No livro faço um apelo à direita e à esquerda que concordam com a economia de mercado, com o livre comércio e com as liberdades de circulação, para que continuem a usar esses instrumentos na proteção dos mais desfavorecidos: se queremos melhores modelos previdenciais, temos de os conseguir financiar; se queremos resolver a precariedade, temos de mitigar fortemente a segmentação do mercado laboral; se queremos um quadro novo para os trabalhadores independentes, não podemos desconfiar dos novos modelos de negócio; se queremos melhores salários, precisamos de empresas mais robustas; se queremos mais emprego precisamos de mais flexibilidade e mais segurança. Acho que sete dos dez capítulos estão dedicados a responder a essa pergunta. Espero que isto seja um bom pretexto para que comprem o livro!
Adolfo Mesquita Nunes em entrevista ao ECO – Fotografia de Hugo Amaral/ECO
A pandemia pode afastar-nos da China ou as relações estão já demasiado profundas?
Ainda antes da pandemia já a União Europeia tinha alterado a sua relação com a China, na sequência dos sinais de inversão da abertura chinesa. A China é agora vista como um rival económico na corrida para a liderança tecnológica e um adversário sistémico que promove modelos alternativos de governação. Estou de acordo com essa abordagem, e é preciso que se diga que, para além de não ser uma democracia liberal e de ter pesado histórico na relação com as liberdades e direitos humanos, a China não só não é uma economia de mercado, porque é um capitalismo de Estado, como também se exime a abrir equitativamente o seu mercado. É por isso que me defendo uma abordagem multilateral de força, do Mundo livre, para obrigar a China a uma política de reciprocidade.

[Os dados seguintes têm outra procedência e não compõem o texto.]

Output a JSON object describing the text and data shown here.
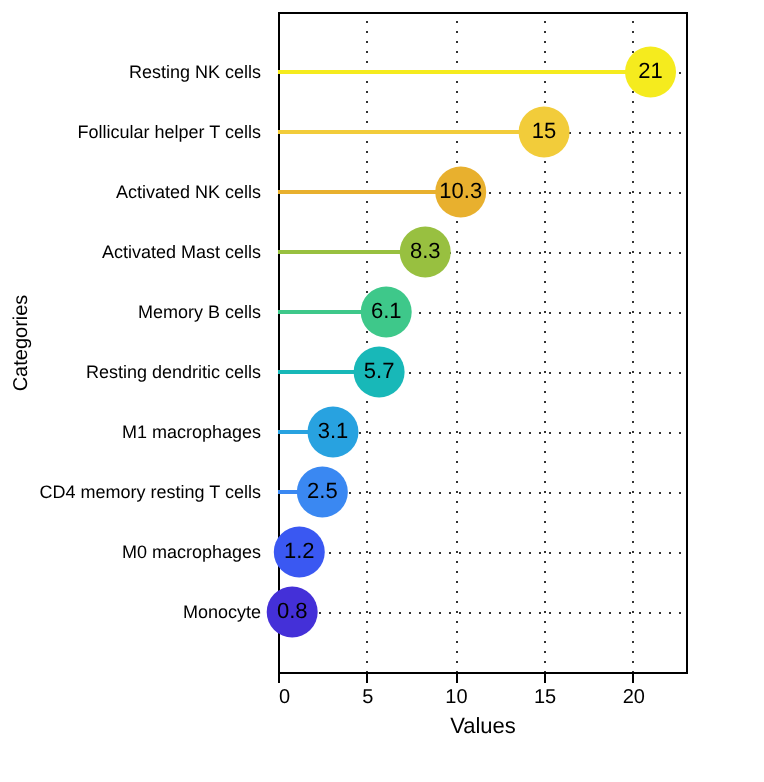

A aquisição de capital nos casos da EDP e a REN/chineses foi uma manobra política positiva? Como vê a postura norte-americana de quase fazer Portugal escolher uns ou outros?
Essa mudança de abordagem na União Europeia trouxe a discussão sobre mecanismos de escrutínio do investimento estrangeiro, para averiguar se o investimento é feito por empresas detidas ou controladas por entidades públicas – chinesas ou não. Estou de acordo com esse mecanismo, embora me pareça que é preciso ter cuidado para se não tratar tudo por igual. Empresas cotadas têm obrigações de transparência que as não cotadas não têm. Participações minoritárias sem poder de influência não são iguais a participações maioritárias. E nem todos os setores da economia são iguais. Mas uma coisa é o investimento chinês, outra diferente é a atividade comercial que as empresas mantêm com a China, importando e exportando. Quanto a essas, faz pouco sentido proibi-las ou limitá-las através de uma guerra comercial.
Parece não acreditar na tese de que as cadeias de produção ficarão mais regionalizadas e menos globalizadas, na sequência da pandemia. Pode explicar um pouco melhor essa visão?
O que digo é que essa reorganização das cadeias já estava a acontecer com alguma naturalidade, por vários motivos todos associados às liberdades comerciais ou à necessidade de ouvir os consumidores: aumento dos custos salariais na Ásia (exato, a globalização aumenta os salários desses países, não os diminui), perceção de falta de eficiência em cadeias demasiado espalhadas, novas tecnologias nos processos de produção que tornam a deslocalização desnecessária, o speed to market, as novas tendências de consumo e a velocidade que imprimem, etc… Tudo isso estava a acontecer já, e com naturalidade.